Действовать втихую он не мог, непременно надо было действовать открыто, с шумом и треском.
Гром с ясного неба был ничем по сравнению с обрушившимся на мою голову заявлением мужа. Он потребовал развода, и я сразу же согласилась, ошарашенная свалившимся на меня несчастьем. И только спустя секунду подумала, что у меня всегда останется в запасе выход — самоубийство.
Естественно, на меня сразу же навалился невроз, нервное расстройство, а тут ещё надо мной висел проклятый экзамен на получение диплома инженера-строителя. Врач, к которому я обратилась, в недоумении развёл руками:
— Ну и задачку вы мне задали! Если бы не экзамен, я моментально успокоил бы пани, но перед экзаменом нужна ясная голова и умение быстро соображать. Что бы такое придумать?
И он придумал лекарство, которое я в подробностях описала в«Крокодиле из страны Шарлотты».Оно действительно было отвратительным, горьким до невозможности, и мне становилось плохо уже при одной мысли, что вот сейчас надо его выпить, но действовало потрясающе. Принимала я эту гадость три раза в день и экзамен сдала.
А потом все-таки попыталась совершить задуманное самоубийство. Тщательно все продумала, устроила так, чтобы никого не было в квартире в тот роковой день, и приступила к делу. Заклеила газетой все щели и вентиляционные отверстия в ванной и открутила газ.
Примерно через четверть часа до меня дошло, что газ горит, а вода льётся, так что я вполне могу выкупаться, а вот помереть — вряд ли. Погасив пламя, я опять открутила газ и принялась ожидать свой смертный час. Поскольку я ничем не была занята, принялась думать. В конце концов, перед смертью человек, как правило, вспоминает всю свою жизнь, ну и я стала вспоминать.

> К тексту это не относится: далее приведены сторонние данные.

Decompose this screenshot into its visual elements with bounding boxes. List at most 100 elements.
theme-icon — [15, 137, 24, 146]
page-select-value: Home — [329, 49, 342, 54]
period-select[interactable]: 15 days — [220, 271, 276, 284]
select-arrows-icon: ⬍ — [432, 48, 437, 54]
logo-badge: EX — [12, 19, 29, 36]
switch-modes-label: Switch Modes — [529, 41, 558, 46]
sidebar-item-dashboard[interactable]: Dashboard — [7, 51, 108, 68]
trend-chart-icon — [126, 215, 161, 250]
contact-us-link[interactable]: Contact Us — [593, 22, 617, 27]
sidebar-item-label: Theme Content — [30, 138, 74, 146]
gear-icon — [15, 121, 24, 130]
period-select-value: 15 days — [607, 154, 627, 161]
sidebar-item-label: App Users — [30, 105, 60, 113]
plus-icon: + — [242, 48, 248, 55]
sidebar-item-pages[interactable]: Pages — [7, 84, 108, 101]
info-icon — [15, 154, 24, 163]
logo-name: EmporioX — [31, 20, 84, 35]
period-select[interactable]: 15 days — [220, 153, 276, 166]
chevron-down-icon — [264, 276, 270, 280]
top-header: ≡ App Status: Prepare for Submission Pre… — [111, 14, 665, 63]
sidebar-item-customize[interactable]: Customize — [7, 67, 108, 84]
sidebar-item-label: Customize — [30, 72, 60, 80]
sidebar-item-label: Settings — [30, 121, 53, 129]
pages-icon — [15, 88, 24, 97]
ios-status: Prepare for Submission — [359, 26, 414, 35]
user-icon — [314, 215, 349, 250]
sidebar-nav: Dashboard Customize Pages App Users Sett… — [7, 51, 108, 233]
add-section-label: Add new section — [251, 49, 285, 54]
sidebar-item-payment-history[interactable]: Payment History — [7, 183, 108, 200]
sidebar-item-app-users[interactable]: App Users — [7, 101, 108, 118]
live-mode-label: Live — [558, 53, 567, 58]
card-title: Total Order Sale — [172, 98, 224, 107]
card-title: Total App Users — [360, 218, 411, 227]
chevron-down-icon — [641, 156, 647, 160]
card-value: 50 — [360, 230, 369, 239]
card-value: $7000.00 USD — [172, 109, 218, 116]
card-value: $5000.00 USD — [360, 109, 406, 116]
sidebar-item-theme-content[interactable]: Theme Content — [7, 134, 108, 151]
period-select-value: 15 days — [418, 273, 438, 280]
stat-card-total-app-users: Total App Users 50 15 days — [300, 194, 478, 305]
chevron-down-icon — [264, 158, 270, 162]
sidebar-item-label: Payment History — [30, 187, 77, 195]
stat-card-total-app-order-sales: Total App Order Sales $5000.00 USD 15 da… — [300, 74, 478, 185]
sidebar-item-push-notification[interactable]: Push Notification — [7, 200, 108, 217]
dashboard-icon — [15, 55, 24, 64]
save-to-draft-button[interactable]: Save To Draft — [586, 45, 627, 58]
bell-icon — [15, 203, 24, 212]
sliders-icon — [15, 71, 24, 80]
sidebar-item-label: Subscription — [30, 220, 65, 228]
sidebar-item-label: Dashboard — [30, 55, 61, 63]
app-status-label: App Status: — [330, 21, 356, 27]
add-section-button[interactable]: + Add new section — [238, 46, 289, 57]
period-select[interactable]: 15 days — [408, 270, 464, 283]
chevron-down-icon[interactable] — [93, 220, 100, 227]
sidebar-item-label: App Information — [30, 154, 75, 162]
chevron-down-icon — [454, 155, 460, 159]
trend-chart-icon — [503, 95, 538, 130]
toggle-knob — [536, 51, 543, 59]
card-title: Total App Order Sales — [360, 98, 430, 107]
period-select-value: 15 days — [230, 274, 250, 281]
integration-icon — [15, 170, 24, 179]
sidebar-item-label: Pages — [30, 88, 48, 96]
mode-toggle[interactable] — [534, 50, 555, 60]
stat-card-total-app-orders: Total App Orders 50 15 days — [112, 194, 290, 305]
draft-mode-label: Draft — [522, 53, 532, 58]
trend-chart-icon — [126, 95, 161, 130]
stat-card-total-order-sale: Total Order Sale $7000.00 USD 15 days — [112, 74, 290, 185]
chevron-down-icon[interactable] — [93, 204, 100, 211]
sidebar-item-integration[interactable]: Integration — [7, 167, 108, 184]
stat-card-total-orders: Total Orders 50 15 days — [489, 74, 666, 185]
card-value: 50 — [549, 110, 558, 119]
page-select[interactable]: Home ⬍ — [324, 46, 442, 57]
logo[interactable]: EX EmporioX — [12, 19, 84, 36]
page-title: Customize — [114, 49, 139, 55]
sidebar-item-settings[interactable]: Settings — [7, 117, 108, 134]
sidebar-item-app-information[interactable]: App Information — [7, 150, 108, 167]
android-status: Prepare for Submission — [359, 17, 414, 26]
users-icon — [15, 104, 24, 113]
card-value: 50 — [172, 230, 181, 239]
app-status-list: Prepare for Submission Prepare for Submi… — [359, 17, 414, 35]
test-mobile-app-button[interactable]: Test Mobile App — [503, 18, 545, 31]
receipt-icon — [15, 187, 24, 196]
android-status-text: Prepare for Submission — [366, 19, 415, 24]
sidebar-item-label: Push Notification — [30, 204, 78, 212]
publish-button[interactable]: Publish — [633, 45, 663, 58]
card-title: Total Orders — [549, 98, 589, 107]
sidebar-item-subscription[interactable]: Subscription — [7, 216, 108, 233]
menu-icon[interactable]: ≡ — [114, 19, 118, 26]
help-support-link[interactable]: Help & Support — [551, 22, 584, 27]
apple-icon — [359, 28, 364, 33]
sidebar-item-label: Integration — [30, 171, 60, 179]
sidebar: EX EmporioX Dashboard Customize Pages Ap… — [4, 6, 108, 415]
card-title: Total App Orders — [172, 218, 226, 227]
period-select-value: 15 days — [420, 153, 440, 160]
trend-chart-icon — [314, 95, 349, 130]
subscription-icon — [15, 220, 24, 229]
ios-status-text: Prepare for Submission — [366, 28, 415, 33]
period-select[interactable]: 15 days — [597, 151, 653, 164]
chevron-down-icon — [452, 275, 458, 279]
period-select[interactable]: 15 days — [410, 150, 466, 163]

И вспомнила, холера, что после меня останется множество бумаг, которые просто не должны меня пережить. Опять перекрыла газ, отложив ненадолго самоубийство, и вышла из ванной, чтобы сжечь все свои бумаги.
Печь в кухне всегда дымила, сейчас же мне было не до того, чтобы подумать о направлении ветра, и через полчаса квартиру заволокло дымом. Пришлось пораскрывать окна, а был конец ноября, и комнаты быстро промёрзли. Сражаясь с превратностями судьбы, злая как черт, я сообразила, что время ушло, скоро вернутся дети, и что? Мало того, что они увидят в ванной мой хладный труп, ещё, Боже сохрани, тоже отравятся газом, а тут ещё стылая квартира. Нет, не имею права собственных детей подвергать такой опасности. Значит, не судьба, придётся остаться в живых.
Муж какое-то время жил с нами, ему некуда было деваться, мы сохранили грустную, благородную дружбу и вели бесконечные, изнуряющие, откровенные беседы по ночам. Психика моя больше не выдерживала напряжения, ведь атмосфера в доме парила прямо-таки кладбищенская. Мы договорились ради детей сохранять видимость нормальных отношений, но муж вскоре стал питаться отдельно, а потом, в одной из упомянутых выше ночных бесед, измученным голосом попросил:
— Знаешь что, не надо больше гладить мне рубашки.
Я энергично воспротивилась, что свидетельствует о моей бездонной глупости. А аргументы были такие: договорились сохранять видимость, одиннадцать лет я гладила рубашки, значит, должна и теперь гладить. А муж знай твердит — не гладь!
— Ну хорошо, — со злостью сказала я. — А как насчёт остального? Подштанников тоже не гладить?
— Да! — совсем уж гробовым голосом ответил муж. — Подштанников тоже не гладь.
И тут до меня дошёл весь комизм ситуации. Из уважения к бывшему мужу я не расхохоталась во весь голос, но внутри полегчало и психическое напряжение как рукой сняло. Видимо, я достигла дна отчаяния, оттолкнулась от него и понемногу стала выплывать на поверхность.